De son côté, le peintre Fantin-Latour assistait à Bayreuth à la première représentation de l’Anneau, en compagnie du wagnérien convaincu Antoine Lascoux. Il envoya de Franconie à son ami Edmond Maître une série de lettres chaleureuses, dont voici un fragment de la dernière:

« Le troisième acte du Crépuscule des Dieux est saisissant. Le trio des Filles du Rhin, la Chasse, le Récit et la Mort de Siegfried ; triple chef d’œuvre: musique, drame et mise en scène…Admirable. C’est la réussite complète des idées de Richard Wagner que cette page, et vraiment l’on sent alors que rien ne peut soutenir la comparaison. C’est un art nouveau, l’art de l’avenir certainement. Pensez à l’ovation finale! Une tempête. Cris, chapeaux, mouchoirs, bouquets, couronnes, etc.. Enfin, il paraît! Vous n’avez pas idée de ce qui vous gagne de voir cet homme, attitude simple, chapeau à la main, interdit, voulant parler… Des larmes me viennent aux yeux en vous décrivant ce spectacle. Il parle… Applaudissements, et la toile tombe… De grands cris. Elle se relève. Alors tous les chanteurs sont là rangés. Il leur adresse quelques mots qu’il accentue par des frappements de pieds, comme s’il conduisait un orchestre. C’est émouvant…On sort. On embrasse Wagner…

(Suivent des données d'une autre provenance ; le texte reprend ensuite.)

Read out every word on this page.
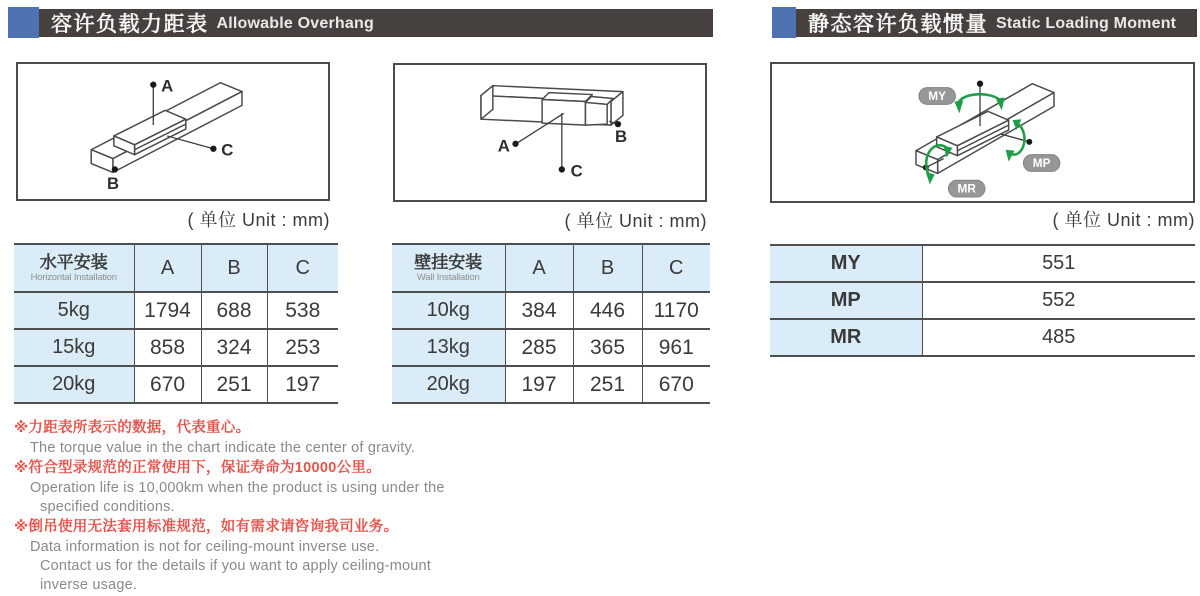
容许负载力距表 Allowable Overhang	静态容许负载惯量 Static Loading Moment
A
B
C
( 单位 Unit : mm)
A
B
C
( 单位 Unit : mm)
MY
MP
MR
( 单位 Unit : mm)
水平安装
Horizontal Installation	A	B	C
5kg	1794	688	538
15kg	858	324	253
20kg	670	251	197
壁挂安装
Wall Installation	A	B	C
10kg	384	446	1170
13kg	285	365	961
20kg	197	251	670
MY	551
MP	552
MR	485
※力距表所表示的数据，代表重心。
The torque value in the chart indicate the center of gravity.
※符合型录规范的正常使用下，保证寿命为10000公里。
Operation life is 10,000km when the product is using under the
specified conditions.
※倒吊使用无法套用标准规范，如有需求请咨询我司业务。
Data information is not for ceiling-mount inverse use.
Contact us for the details if you want to apply ceiling-mount
inverse usage.
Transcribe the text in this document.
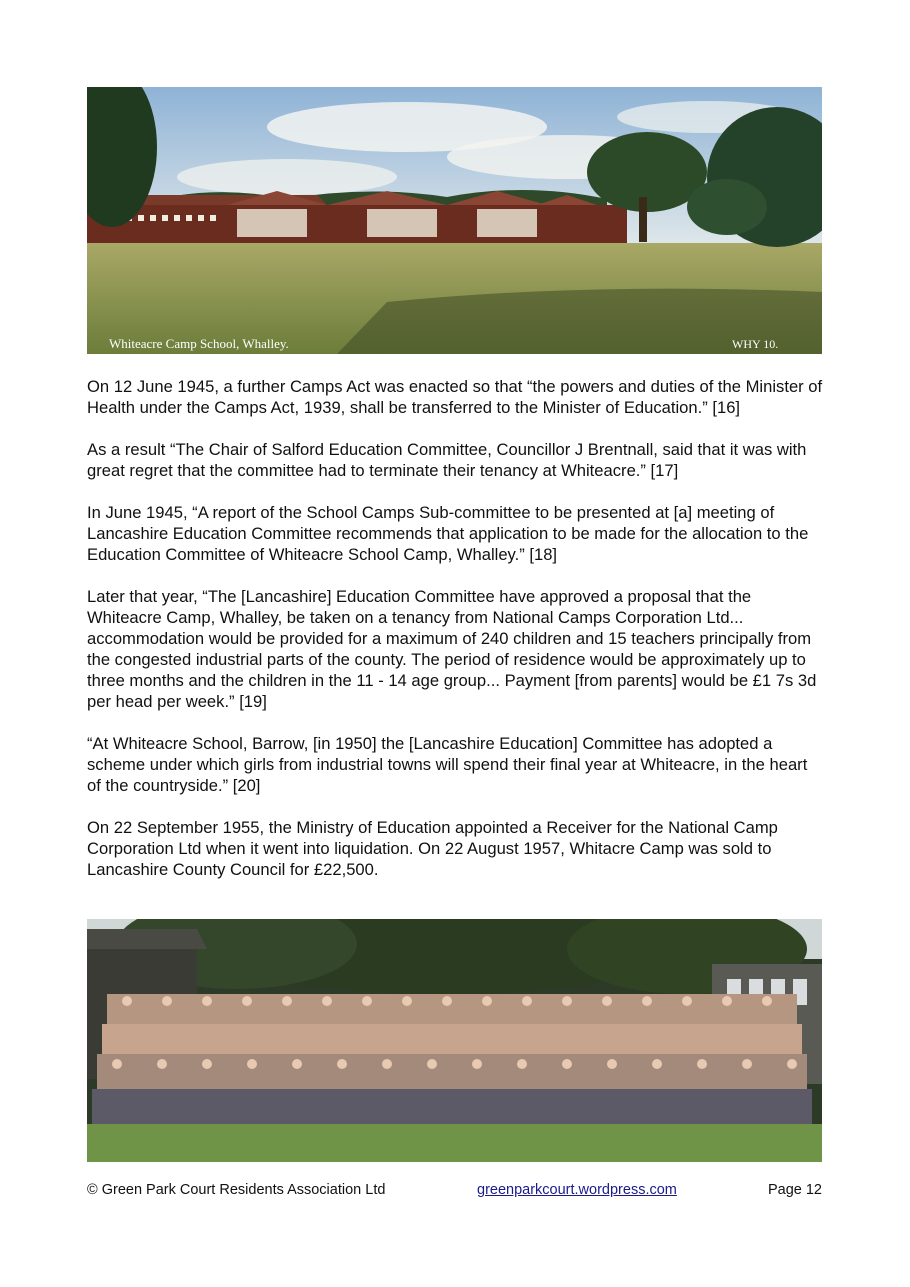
Whiteacre Camp School, Whalley.	WHY 10.

On 12 June 1945, a further Camps Act was enacted so that “the powers and duties of the Minister of Health under the Camps Act, 1939, shall be transferred to the Minister of Education.” [16]

As a result “The Chair of Salford Education Committee, Councillor J Brentnall, said that it was with great regret that the committee had to terminate their tenancy at Whiteacre.” [17]

In June 1945, “A report of the School Camps Sub-committee to be presented at [a] meeting of Lancashire Education Committee recommends that application to be made for the allocation to the Education Committee of Whiteacre School Camp, Whalley.” [18]

Later that year, “The [Lancashire] Education Committee have approved a proposal that the Whiteacre Camp, Whalley, be taken on a tenancy from National Camps Corporation Ltd... accommodation would be provided for a maximum of 240 children and 15 teachers principally from the congested industrial parts of the county. The period of residence would be approximately up to three months and the children in the 11 - 14 age group... Payment [from parents] would be £1 7s 3d per head per week.” [19]

“At Whiteacre School, Barrow, [in 1950] the [Lancashire Education] Committee has adopted a scheme under which girls from industrial towns will spend their final year at Whiteacre, in the heart of the countryside.” [20]

On 22 September 1955, the Ministry of Education appointed a Receiver for the National Camp Corporation Ltd when it went into liquidation. On 22 August 1957, Whitacre Camp was sold to Lancashire County Council for £22,500.

© Green Park Court Residents Association Ltd	greenparkcourt.wordpress.com	Page 12
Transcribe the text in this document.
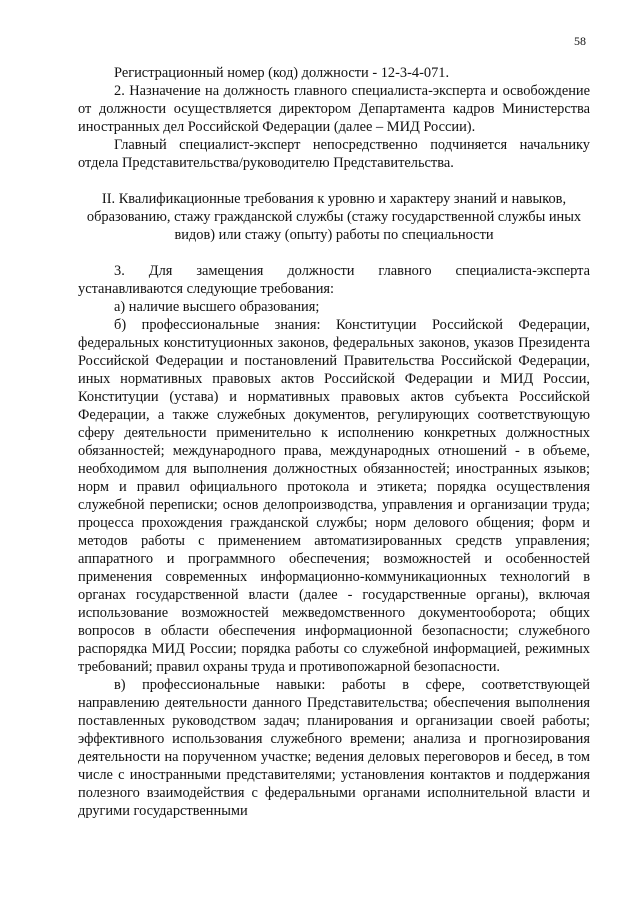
58

Регистрационный номер (код) должности - 12-3-4-071.

2. Назначение на должность главного специалиста-эксперта и освобождение от должности осуществляется директором Департамента кадров Министерства иностранных дел Российской Федерации (далее – МИД России).

Главный специалист-эксперт непосредственно подчиняется начальнику отдела Представительства/руководителю Представительства.

II. Квалификационные требования к уровню и характеру знаний и навыков, образованию, стажу гражданской службы (стажу государственной службы иных видов) или стажу (опыту) работы по специальности

3. Для замещения должности главного специалиста-эксперта устанавливаются следующие требования:

а) наличие высшего образования;

б) профессиональные знания: Конституции Российской Федерации, федеральных конституционных законов, федеральных законов, указов Президента Российской Федерации и постановлений Правительства Российской Федерации, иных нормативных правовых актов Российской Федерации и МИД России, Конституции (устава) и нормативных правовых актов субъекта Российской Федерации, а также служебных документов, регулирующих соответствующую сферу деятельности применительно к исполнению конкретных должностных обязанностей; международного права, международных отношений - в объеме, необходимом для выполнения должностных обязанностей; иностранных языков; норм и правил официального протокола и этикета; порядка осуществления служебной переписки; основ делопроизводства, управления и организации труда; процесса прохождения гражданской службы; норм делового общения; форм и методов работы с применением автоматизированных средств управления; аппаратного и программного обеспечения; возможностей и особенностей применения современных информационно-коммуникационных технологий в органах государственной власти (далее - государственные органы), включая использование возможностей межведомственного документооборота; общих вопросов в области обеспечения информационной безопасности; служебного распорядка МИД России; порядка работы со служебной информацией, режимных требований; правил охраны труда и противопожарной безопасности.

в) профессиональные навыки: работы в сфере, соответствующей направлению деятельности данного Представительства; обеспечения выполнения поставленных руководством задач; планирования и организации своей работы; эффективного использования служебного времени; анализа и прогнозирования деятельности на порученном участке; ведения деловых переговоров и бесед, в том числе с иностранными представителями; установления контактов и поддержания полезного взаимодействия с федеральными органами исполнительной власти и другими государственными
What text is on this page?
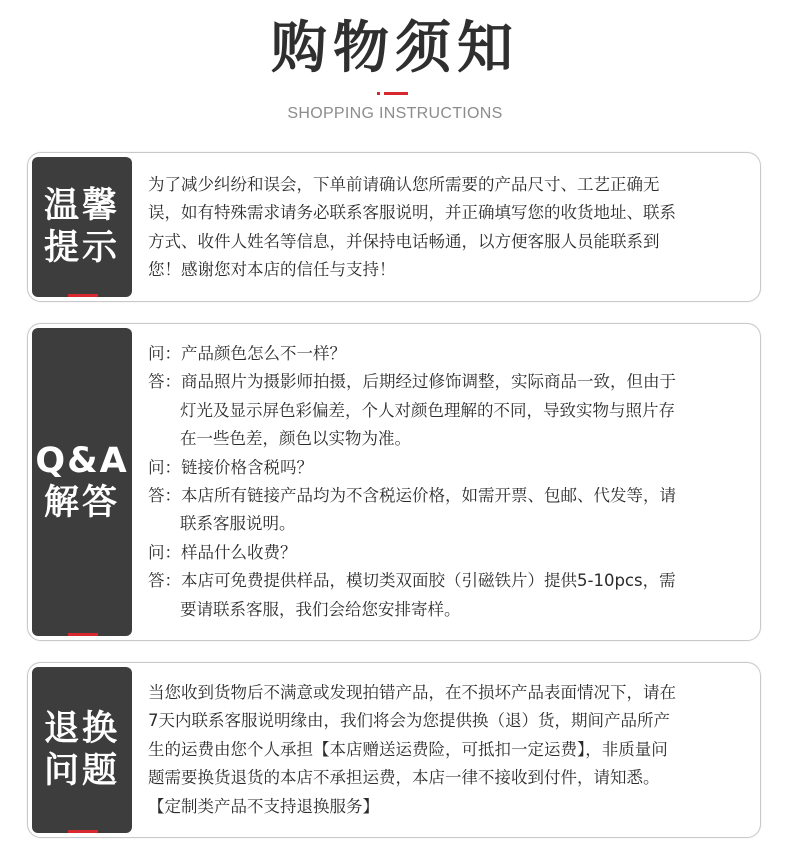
购物须知
SHOPPING INSTRUCTIONS
温馨
提示
为了减少纠纷和误会，下单前请确认您所需要的产品尺寸、工艺正确无
误，如有特殊需求请务必联系客服说明，并正确填写您的收货地址、联系
方式、收件人姓名等信息，并保持电话畅通，以方便客服人员能联系到
您！感谢您对本店的信任与支持！
Q&A
解答
问：产品颜色怎么不一样？
答：商品照片为摄影师拍摄，后期经过修饰调整，实际商品一致，但由于
灯光及显示屏色彩偏差，个人对颜色理解的不同，导致实物与照片存
在一些色差，颜色以实物为准。
问：链接价格含税吗？
答：本店所有链接产品均为不含税运价格，如需开票、包邮、代发等，请
联系客服说明。
问：样品什么收费？
答：本店可免费提供样品，模切类双面胶（引磁铁片）提供5-10pcs，需
要请联系客服，我们会给您安排寄样。
退换
问题
当您收到货物后不满意或发现拍错产品，在不损坏产品表面情况下，请在
7天内联系客服说明缘由，我们将会为您提供换（退）货，期间产品所产
生的运费由您个人承担【本店赠送运费险，可抵扣一定运费】，非质量问
题需要换货退货的本店不承担运费，本店一律不接收到付件，请知悉。
【定制类产品不支持退换服务】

Ah! Que je suis content d’avoir assisté à cette fête. Combien on sent ici la vie! Est-ce triste d’être obligé d’aller dehors pour assister à une fête artistique, d’aller chercher du soutien pour notre vie d’artiste, car cela vous fait le plus grand bien, cela rend de l’ardeur. Je ne peux exprimer combien je me sens transporté ! ».

L’ensemble des missives au nombre de quatre figures dans le livre d’Adolphe Jullien : Fantin-Latour : sa vie et ses œuvres (1909).

Nous retrouvons également, en feuilletant la collection du Passe-temps, revue lyonnaise, le compte-rendu suivant paru de manière anonyme dans le numéro du 10 septembre 1876 intitulé « Actualité excentrique : La Tétralogie de Richard Wagner. »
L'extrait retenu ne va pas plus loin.